With that information, we should be able to resolve names. This pass may no longer be file local, since we might be importing items from other modules in other files. However, that is fine – we can just issue a query that runs the declaration pass on the appropirate file(s) whenever we hit an import. That way, we can ensure that the resolver pass doesn't need any more non-file-local information than absolutely necessary, which keeps the caching granular and nice.

But how exactly do we approach the resolution? When we are recursing through the syntax trees, how do we keep track of where in the declaration tree we are? This gets especially tricky with declaration blocks, like in the example, where the actual declarative section is without a name and within some statement.

We can employ another key observation here: we very rarely care about looking inside a scope, but we very often do care about looking outside one. Pretty much only in the case of modules do we even care about going inside of a scope to find more names, and it's pretty much always explicit when we're doing that (because of imports or Module.name syntax).

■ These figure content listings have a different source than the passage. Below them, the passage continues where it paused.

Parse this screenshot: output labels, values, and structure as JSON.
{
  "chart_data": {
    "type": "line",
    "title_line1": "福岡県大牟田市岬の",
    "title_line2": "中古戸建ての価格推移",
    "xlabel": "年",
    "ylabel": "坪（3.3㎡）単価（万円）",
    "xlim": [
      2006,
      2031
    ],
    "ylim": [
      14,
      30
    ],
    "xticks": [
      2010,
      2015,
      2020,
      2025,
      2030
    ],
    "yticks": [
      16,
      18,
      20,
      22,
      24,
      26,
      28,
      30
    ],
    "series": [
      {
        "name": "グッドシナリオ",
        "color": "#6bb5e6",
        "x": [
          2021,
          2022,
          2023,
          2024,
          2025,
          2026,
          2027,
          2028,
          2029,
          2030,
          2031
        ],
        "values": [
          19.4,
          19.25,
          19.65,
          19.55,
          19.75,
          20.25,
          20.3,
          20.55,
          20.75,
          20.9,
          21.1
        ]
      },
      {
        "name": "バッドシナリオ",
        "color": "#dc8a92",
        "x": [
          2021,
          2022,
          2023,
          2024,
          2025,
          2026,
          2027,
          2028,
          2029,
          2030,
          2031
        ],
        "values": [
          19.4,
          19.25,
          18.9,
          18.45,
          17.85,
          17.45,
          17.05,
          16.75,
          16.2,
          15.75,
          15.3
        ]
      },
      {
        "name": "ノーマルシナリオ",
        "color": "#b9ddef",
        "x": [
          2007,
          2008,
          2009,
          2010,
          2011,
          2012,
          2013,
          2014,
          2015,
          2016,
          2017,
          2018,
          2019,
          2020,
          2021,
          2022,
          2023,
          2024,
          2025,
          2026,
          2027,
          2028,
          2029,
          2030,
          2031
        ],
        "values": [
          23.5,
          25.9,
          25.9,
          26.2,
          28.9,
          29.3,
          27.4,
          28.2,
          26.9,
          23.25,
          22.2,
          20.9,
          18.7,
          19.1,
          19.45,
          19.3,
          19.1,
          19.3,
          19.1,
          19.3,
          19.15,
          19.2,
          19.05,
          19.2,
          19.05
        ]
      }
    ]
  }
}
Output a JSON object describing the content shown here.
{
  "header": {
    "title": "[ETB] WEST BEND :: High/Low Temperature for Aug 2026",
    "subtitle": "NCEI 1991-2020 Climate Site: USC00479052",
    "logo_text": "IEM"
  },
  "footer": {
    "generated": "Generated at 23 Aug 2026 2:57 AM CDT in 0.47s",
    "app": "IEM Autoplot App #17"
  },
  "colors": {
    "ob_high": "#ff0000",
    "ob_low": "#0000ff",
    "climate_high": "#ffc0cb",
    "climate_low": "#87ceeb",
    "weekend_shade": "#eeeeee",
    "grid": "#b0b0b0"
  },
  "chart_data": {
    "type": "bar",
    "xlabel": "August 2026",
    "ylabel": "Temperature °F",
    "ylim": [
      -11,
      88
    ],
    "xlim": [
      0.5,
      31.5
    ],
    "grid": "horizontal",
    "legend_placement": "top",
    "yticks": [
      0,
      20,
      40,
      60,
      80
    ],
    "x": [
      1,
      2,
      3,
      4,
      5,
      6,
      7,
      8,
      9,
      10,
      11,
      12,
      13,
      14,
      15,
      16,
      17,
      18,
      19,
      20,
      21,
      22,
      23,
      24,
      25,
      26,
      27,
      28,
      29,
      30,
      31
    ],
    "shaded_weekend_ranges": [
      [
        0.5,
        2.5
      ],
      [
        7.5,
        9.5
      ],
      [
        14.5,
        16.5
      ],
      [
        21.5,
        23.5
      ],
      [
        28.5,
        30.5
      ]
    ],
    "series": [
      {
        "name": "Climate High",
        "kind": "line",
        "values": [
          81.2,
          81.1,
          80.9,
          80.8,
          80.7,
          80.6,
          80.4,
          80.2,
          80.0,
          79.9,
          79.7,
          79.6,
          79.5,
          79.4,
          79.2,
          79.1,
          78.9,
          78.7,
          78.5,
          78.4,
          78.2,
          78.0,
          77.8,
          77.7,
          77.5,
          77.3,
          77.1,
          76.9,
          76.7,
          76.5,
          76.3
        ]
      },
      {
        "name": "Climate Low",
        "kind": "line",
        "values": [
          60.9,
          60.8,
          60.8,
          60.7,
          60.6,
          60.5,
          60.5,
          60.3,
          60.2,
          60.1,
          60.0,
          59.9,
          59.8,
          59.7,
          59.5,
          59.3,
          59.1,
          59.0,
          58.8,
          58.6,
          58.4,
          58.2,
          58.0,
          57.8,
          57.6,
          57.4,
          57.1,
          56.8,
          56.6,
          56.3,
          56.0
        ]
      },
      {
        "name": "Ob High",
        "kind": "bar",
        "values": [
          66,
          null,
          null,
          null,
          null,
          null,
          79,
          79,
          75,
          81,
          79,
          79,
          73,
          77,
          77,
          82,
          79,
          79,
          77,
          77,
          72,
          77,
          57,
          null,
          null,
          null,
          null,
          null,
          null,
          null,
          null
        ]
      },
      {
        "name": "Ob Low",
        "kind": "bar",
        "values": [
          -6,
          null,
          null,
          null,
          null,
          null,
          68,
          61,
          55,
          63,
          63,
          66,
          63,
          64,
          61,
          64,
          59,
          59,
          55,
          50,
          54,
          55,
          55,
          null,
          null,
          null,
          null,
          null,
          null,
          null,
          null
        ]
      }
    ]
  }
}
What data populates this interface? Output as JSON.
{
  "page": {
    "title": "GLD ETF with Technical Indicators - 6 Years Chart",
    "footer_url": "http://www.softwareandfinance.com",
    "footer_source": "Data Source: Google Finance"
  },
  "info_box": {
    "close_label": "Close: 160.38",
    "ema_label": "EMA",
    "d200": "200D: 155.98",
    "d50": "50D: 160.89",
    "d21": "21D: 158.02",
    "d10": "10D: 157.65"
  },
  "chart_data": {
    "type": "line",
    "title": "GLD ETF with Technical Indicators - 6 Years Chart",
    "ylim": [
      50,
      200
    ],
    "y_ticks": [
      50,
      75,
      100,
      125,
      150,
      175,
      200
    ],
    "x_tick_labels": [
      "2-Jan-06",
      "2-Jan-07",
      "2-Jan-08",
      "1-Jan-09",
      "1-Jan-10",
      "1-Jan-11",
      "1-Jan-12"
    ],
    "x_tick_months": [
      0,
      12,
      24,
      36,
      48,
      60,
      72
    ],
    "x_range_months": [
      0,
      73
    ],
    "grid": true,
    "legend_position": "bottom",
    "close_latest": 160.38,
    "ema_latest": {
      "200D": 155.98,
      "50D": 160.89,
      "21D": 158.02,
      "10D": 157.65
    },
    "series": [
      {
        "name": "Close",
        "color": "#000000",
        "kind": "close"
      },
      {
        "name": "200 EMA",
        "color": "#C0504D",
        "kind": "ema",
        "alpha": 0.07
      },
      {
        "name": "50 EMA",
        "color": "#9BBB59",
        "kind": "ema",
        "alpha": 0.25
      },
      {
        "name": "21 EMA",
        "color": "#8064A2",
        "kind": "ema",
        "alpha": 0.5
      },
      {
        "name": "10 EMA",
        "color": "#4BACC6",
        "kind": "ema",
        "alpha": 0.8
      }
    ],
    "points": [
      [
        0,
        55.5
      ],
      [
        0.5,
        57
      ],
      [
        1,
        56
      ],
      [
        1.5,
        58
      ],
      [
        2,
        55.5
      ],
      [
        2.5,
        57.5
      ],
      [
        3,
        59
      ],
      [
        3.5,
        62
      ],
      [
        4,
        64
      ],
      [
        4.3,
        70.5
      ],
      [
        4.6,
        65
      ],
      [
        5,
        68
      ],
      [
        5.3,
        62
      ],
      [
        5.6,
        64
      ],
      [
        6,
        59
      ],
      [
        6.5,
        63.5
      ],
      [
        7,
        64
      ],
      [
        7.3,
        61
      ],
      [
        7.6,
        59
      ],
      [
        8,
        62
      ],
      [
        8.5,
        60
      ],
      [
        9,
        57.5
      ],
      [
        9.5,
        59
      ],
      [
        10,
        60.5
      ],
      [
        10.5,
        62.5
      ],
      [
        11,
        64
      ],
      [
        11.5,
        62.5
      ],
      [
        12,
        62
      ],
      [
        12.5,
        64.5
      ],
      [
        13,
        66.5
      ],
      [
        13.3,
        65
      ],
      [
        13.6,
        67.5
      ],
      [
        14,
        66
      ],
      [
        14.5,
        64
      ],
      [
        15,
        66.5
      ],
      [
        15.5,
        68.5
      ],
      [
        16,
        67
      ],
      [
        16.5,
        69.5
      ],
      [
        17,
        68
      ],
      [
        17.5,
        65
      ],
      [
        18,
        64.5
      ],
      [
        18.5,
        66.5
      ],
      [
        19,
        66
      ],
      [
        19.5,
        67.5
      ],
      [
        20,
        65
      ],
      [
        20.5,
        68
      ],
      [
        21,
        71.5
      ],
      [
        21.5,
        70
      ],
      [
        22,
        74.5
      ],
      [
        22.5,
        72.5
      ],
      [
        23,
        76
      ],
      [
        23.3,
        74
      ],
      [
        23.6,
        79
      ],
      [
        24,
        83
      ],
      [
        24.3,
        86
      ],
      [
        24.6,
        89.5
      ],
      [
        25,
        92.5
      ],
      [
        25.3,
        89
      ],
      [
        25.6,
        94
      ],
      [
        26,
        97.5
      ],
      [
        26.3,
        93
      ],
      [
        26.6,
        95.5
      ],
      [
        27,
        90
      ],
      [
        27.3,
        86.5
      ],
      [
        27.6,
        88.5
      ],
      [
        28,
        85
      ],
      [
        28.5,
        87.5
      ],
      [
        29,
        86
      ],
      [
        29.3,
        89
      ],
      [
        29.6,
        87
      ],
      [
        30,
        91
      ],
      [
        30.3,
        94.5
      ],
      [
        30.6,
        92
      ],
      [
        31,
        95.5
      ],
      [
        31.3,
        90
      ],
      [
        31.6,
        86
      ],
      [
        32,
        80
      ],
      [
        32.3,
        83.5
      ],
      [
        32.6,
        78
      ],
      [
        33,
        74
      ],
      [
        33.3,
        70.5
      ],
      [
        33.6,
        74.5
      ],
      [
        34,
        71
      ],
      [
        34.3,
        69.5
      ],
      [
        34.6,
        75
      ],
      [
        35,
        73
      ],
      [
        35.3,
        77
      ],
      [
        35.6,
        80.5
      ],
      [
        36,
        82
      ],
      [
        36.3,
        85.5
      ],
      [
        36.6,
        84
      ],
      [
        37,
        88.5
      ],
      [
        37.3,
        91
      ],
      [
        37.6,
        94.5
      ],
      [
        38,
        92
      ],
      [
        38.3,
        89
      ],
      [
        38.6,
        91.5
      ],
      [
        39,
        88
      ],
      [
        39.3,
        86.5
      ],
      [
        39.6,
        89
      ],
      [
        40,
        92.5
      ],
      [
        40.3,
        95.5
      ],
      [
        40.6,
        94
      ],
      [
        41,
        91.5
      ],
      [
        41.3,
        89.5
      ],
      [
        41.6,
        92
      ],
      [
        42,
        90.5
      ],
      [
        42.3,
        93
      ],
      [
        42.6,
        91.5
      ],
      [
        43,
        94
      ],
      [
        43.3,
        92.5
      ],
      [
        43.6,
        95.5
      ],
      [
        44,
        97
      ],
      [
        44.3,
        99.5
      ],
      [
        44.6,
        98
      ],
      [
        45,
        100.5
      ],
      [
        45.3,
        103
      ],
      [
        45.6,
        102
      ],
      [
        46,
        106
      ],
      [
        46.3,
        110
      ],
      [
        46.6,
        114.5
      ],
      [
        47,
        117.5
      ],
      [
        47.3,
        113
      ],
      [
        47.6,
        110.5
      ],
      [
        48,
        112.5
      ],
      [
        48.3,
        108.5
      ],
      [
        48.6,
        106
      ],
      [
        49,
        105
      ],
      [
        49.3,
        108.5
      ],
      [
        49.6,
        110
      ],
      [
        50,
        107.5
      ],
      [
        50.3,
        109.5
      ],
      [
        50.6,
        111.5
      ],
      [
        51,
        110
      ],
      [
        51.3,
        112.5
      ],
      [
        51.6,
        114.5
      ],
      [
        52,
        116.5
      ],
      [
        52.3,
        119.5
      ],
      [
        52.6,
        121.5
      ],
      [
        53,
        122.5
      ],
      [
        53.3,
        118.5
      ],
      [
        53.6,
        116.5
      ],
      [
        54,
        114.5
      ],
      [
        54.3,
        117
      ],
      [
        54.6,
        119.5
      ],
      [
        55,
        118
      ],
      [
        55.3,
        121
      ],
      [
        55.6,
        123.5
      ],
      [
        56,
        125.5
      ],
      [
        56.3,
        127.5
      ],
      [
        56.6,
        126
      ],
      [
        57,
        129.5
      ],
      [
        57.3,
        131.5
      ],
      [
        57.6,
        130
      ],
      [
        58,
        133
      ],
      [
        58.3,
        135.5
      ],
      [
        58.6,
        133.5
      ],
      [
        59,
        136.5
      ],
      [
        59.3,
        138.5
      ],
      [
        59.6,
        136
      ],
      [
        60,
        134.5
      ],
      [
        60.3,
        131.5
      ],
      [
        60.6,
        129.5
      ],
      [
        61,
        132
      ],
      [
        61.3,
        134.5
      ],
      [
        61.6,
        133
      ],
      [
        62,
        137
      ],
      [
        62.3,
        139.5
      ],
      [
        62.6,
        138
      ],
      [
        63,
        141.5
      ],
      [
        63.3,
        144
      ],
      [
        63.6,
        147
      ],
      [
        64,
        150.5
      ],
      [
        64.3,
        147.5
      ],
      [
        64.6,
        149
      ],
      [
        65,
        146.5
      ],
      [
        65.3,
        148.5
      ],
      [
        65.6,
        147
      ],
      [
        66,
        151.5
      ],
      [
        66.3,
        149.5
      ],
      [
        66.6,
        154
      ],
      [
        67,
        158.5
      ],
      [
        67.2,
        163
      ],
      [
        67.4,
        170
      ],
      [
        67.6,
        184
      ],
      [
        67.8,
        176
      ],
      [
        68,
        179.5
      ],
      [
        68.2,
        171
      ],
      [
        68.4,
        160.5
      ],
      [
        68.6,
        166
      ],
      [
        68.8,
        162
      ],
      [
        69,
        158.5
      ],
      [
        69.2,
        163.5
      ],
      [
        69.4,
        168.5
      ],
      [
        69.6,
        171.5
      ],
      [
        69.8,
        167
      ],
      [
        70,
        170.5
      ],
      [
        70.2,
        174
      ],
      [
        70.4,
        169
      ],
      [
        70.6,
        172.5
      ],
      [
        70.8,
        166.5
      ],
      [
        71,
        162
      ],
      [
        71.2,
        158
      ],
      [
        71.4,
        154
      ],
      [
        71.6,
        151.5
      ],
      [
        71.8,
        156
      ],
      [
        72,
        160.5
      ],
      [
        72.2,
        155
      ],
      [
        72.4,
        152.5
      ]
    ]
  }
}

This seems to suggest that the important information is not which scopes a scope contains, but which scope is the parent of some other scope.

We still need some way of figuring out which scope we are in while traversing a syntax tree, but that can be achieved by assosciating each scope with a unique id and each scope-opening construct (block, declaration, etc) with the id of its scope.

file[0]:
  fun[1] main:
    decls:
      fun[2] hidden:
        stmts[3]:
          let[4] b = 2
          let[5] c = 3
          then[6]:
            decls:
              let[7] d = a + b + c
            stmts:
              return d
      let[8] a = 4
    stmts[9]:
      let[10] x = hidden()
      do println(x)

 0: (file)
    - main
 1: main         [in 0]
    - a
    - hidden
 2: hidden       [in 1]
 3: (statements) [in 2]
    - b
    - c
 4: b            [in 3]
 5: c            [in 3]
 6: (then)       [in 3]
    - d
 7: d            [in 6]
 8: a            [in 1]
 9: (statements) [in 1]
    - x
10: x            [in 9]

Note that each declaring construct (fun, let, etc.) has been assosciated with the id of the scope it introduces. Each scope also contains a list of the names declared in that scope in the form it appears in the source. Ultimately, we end up with an AST type that looks something like this:

enum Decl {
    Fun(ScopeId, Name, Vec<Decl>, Stmts),
    Let(ScopeId, Name, Expr),
    // ...
}

struct Stmts {
    scope: ScopeId,
    stmts: Vec<Stmt>,
}

enum Stmt {
    Do(Expr),
    Let(ScopeId, Name, Expr),
    Then(ScopeId, Vec<Decl>, Stmts),
    // ...
}

// ...

And a file scope type that looks like this:

enum ScopeName {
    File,
    StatementList,
    Block,
    Name(Name),
}

struct Scope {
    name: ScopeName,
    parent: Option<ScopeId>,
    children: Vec<(String, Name)>,
}

struct Scopes {
    scopes: HashMap<ScopeId, Scope>,
}

Resolving a name just involves keeping track of the nearest scope id, and consulting the appropriate Scopes.

impl Scopes {
    fn find_name(&self, at: ScopeId, name: &str) -> Option<Name> {
        let scope = self.scopes.get(id).unwrap();

        // search this scope
        for (other, res) in scope.children.iter() {
            if other == name {
                return Some(res);
            }
        }

        // if not found, search the parent scope
        scope.parent
            .map(|at| self.find_name(at, name)
    }
}

There's some extra care needed to handle statements and statement scopes properly, but that's the general idea.